In some ways, it’s no surprise that Helene Hegemann, whose first novel was just chosen as a finalist for the Leipzig Book Fair prize for fiction despite serious concerns about plagiarism, is only 17-years-old.
While many more mature fiction writers aspire to receive the widespread acclaim that has characterized Hegemann’s entrance to the literary world, a shift in generational attitudes and practices around plagiarism are what make it less surprising that the story revolves around such a young woman.
Most mature fiction writers have not stolen entire pages of prose from other authors and then defended their action.
The New York Times reports that Hegemann sees herself as part of “a different generation, one that freely mixes and matches from the whirring flood of information across new and old media, to create something new.”

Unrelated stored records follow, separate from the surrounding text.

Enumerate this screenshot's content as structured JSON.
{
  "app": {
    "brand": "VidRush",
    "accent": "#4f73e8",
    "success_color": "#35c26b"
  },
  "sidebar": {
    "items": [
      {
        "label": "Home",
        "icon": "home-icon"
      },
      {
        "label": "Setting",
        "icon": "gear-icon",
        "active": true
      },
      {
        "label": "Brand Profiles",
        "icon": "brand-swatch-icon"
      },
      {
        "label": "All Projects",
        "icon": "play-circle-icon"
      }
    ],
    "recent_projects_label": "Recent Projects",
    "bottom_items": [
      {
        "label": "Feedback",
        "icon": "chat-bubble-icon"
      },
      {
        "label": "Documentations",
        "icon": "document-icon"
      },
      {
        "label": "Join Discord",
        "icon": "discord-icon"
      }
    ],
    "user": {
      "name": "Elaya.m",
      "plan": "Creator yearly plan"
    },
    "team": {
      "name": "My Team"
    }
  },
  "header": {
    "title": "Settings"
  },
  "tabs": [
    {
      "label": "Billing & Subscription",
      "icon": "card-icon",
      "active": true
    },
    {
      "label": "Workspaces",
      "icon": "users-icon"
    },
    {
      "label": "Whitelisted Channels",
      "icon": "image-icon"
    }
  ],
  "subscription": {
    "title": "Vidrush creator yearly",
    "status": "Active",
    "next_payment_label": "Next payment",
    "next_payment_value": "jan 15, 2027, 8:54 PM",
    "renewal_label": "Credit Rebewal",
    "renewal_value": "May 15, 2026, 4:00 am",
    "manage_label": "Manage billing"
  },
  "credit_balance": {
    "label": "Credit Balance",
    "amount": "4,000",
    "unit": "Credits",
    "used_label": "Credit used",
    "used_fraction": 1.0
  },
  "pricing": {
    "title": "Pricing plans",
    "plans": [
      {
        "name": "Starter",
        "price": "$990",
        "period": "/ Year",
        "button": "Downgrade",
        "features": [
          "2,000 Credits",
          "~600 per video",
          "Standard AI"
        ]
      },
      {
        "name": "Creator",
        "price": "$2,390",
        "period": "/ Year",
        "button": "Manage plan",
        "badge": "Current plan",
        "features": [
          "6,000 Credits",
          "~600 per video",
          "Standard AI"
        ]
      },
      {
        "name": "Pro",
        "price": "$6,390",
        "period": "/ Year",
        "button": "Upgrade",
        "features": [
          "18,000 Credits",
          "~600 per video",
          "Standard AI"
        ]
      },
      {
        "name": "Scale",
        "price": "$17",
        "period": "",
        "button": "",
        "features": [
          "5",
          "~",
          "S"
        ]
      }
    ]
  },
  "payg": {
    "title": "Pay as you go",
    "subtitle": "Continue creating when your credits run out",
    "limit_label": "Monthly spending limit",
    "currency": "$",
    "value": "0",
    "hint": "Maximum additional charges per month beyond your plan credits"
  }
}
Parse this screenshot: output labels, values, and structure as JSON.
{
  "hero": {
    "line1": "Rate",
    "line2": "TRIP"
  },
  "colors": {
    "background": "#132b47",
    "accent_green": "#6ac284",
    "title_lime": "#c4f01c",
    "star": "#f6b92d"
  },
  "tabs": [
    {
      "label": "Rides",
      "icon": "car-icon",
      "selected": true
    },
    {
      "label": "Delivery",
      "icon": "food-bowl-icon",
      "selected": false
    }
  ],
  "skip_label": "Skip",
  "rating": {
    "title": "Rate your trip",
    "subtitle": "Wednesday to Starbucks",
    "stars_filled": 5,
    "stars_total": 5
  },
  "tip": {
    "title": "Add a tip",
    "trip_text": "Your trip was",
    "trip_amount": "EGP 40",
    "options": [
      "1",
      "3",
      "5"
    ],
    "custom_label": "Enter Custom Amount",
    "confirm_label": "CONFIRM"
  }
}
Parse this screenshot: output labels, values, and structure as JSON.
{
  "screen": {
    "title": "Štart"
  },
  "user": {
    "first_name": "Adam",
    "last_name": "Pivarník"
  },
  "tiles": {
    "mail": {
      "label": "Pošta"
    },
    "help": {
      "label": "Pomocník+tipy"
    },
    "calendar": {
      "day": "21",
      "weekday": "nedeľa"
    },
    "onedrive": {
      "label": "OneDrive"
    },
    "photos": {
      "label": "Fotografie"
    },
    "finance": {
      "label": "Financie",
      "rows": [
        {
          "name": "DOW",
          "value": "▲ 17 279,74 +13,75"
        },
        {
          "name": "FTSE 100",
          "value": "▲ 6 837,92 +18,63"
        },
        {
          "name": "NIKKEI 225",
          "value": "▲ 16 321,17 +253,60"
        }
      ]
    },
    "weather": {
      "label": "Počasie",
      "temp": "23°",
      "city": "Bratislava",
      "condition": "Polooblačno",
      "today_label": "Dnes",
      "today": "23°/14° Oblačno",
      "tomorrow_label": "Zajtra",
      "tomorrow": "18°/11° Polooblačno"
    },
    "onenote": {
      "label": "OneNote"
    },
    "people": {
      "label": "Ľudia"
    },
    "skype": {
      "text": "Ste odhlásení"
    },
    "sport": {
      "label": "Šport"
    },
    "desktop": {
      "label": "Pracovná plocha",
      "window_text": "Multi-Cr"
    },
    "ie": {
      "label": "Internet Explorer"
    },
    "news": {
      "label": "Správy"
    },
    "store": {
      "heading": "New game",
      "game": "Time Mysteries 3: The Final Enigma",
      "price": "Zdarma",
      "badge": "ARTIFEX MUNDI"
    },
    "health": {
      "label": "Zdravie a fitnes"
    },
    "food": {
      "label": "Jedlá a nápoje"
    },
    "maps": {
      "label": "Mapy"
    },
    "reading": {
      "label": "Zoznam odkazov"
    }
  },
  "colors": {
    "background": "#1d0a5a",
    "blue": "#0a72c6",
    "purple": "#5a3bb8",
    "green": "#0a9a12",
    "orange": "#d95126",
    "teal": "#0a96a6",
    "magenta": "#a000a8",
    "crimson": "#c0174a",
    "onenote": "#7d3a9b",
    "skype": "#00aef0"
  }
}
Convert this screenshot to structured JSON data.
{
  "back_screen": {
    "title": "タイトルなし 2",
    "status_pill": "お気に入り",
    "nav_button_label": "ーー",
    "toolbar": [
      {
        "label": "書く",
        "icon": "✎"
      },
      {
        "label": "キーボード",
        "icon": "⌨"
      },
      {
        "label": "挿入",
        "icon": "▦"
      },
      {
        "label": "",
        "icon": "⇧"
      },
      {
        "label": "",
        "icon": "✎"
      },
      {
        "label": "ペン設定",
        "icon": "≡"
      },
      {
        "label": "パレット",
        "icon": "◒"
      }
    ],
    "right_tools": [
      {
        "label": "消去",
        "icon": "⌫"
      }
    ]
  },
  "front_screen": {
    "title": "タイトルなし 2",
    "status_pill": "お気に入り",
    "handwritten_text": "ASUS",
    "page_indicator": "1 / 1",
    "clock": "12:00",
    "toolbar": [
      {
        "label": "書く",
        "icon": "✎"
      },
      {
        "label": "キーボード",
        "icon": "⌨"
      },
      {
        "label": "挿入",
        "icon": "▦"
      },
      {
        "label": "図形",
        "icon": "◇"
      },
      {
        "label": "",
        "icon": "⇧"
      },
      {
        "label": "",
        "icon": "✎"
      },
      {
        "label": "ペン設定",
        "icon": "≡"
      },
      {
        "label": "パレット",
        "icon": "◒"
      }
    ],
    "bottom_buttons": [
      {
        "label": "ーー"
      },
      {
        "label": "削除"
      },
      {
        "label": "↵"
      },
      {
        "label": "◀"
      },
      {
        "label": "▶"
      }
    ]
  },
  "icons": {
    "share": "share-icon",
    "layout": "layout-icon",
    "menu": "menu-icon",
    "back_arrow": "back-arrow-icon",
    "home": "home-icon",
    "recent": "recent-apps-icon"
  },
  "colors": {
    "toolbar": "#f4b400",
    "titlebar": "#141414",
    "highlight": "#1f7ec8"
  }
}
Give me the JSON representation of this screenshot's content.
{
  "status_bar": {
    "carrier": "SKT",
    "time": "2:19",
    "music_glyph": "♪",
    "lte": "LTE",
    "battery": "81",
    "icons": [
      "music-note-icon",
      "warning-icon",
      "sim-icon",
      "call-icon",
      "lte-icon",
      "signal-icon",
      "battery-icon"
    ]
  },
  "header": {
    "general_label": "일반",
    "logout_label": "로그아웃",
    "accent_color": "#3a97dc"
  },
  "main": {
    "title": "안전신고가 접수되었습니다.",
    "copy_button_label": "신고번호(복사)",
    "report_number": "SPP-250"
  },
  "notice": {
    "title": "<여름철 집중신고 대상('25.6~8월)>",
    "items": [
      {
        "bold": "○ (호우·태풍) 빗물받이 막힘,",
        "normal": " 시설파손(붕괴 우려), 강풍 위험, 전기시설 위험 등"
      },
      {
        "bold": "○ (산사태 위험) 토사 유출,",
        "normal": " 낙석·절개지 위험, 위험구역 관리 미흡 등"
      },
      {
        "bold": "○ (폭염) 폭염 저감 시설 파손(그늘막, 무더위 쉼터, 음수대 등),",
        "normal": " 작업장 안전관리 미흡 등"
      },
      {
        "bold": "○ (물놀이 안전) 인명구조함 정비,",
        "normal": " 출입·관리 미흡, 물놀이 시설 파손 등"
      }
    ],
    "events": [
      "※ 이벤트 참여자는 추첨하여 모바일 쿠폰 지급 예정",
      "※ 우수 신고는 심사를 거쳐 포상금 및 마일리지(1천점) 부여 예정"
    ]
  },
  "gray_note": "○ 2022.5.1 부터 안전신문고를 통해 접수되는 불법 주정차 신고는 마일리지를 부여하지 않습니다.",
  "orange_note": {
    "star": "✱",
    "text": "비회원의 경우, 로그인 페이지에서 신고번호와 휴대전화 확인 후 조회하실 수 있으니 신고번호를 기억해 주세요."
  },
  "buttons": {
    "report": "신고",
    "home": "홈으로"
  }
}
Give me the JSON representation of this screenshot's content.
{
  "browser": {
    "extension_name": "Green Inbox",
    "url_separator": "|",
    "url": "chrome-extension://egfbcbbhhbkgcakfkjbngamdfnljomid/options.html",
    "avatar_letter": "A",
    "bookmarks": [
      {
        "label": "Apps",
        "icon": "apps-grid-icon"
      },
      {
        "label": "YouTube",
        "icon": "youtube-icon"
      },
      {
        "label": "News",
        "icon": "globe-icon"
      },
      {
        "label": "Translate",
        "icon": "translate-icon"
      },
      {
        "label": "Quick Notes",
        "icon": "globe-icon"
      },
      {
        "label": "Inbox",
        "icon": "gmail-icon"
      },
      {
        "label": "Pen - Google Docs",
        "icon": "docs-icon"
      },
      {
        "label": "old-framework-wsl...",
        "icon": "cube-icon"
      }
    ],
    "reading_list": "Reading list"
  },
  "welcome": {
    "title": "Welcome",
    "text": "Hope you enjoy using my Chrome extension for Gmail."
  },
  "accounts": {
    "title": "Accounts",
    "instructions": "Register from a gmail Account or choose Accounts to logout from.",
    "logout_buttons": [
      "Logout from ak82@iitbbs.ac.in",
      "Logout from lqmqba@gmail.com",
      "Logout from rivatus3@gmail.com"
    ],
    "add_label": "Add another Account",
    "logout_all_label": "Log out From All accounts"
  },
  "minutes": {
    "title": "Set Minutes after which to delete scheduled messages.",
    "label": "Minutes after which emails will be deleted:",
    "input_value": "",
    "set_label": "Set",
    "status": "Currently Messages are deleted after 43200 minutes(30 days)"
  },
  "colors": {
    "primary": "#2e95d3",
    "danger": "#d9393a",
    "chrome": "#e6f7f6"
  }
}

Plagiarism is nothing new, and it may be that as more and more information becomes readily accessible to more people via the Internet, we are simply able to identify plagiarism that would have gone unnoticed in years past.
I think something else is going on — we are the generation of “copy-paste.” We write papers with our sources open in neighboring windows on the same laptop screen, and we have access to more of other peoples’ ideas than ever before — without even getting off the sofa.
In a 300-level political science class, we spent nearly an entire day of lecture reviewing how to effectively write without any risk of being accused of plagiarism.
No professor would spend that amount of time nailing home what should be a completely assumed skill, unless her students had shown a desperate need for a review.
It’s tempting to say new technology has created a blurry zone around what used to be a more clear-cut line defining plagiarism. Helene Hegemann certainly seems to think so.
But technology hasn’t changed one relatively non-controversial societally held moral: stealing the words and ideas of others is wrong and cannot be permitted.
The Leipzig Book Fair should immediately rescind its consideration of Ms. Hegemann’s novel, as the literary community should be a leader in condemning plagiarism. Professors around this University should crack down on cases of academic dishonesty.
My guess is that if a professor or teaching assistant actually gave the big old F every time they wondered about a very familiar paragraph in a paper, our copy-paste generation would quickly learn how to write originally and cite appropriately.
Technology, in fact, can be the key to encouraging authentic composition. Easy access to information makes it possible to verify whether that familiar passage is indeed some other scholar’s work, or a case of déjà vu.
Web resources make citations simple, and where all else fails, Turnitin.com inspires exactly the kind of fear that forces students to interact with their sources appropriately.
Helene Hegemann’s defense is indicative of a real problem that must be addressed at every level of the writing community.
In our own University classrooms, ambiguity should not be tolerated, and plagiarism should be regarded for what it is — not, as Hegemann suggests “mixing,” but theft, pure and simple.